Transcriptome sequencing and assembly
To provide evidence of transcripts for genome structure annotation, we conducted RNA-seq for four developmental stages of egg, larva, pupae, and adults (male and female) reared under normal conditions as described above. To identify the differentially expressed genes between normal (ND) and diapausing larvae, we constructed another two RNA-seq libraries for the long-day (LD) and short-day (SD) induced 5thinstar larvae. In total, 7 RNA-seq libraries were constructed, including one for eggs, three for larvae, one for pupae, one for male adults and one for female adults of PFM. All libraries were prepared using VAHTSTM mRNA-seq V2 Library Prep Kit for Illumina according to the manufacturer’s instructions (Vazyme, NanJing, China) and sequenced on an Illumina Novaseq platform to obtain 150-bp paired-end reads. After removing the low quality reads with Trimmomatic v0.38 (Bolger et al., 2014), the reads were mapped to the chromosome-level genome using Hisat v2.2.0 (D. Kim, Paggi, Park, Bennett, & Salzberg, 2019) and assembled with StringTie v2.1.2 (Pertea et al., 2015). FPKM (Fragments Per Kilobase per Million) values of each annotated gene in each RNA-seq were estimated with cufflinks v2.2.1 (D. Kim et al., 2013).

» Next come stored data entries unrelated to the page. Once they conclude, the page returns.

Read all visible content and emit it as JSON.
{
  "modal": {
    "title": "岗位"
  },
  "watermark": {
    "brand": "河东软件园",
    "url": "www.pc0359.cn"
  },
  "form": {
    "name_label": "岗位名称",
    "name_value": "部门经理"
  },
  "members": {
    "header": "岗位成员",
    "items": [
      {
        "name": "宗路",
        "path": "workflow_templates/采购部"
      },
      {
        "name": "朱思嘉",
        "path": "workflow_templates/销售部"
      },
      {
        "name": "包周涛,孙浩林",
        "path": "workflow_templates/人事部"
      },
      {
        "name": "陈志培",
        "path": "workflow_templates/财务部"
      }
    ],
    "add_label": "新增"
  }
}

Differential gene expression among larvae reared at different photoperiod (SD, ND and LD) was assessed using cufflinks v2.2.1 (D. Kim et al., 2013). Genes with a fold-change ≥ 2 and q-value ≤ 0.05 were considered significant differentially expression genes (DEGs) between samples. For significantly expressed genes, up-regulated or down-regulated genes in both comparisons (ND vs. LD and ND vs. SD) were considered as genes related to diapause, while the FPKM values specifically high in the SD or LD condition were considered as light-induced genes. Gene expression visualization of DEGs were conducted with the Pheatmap R package.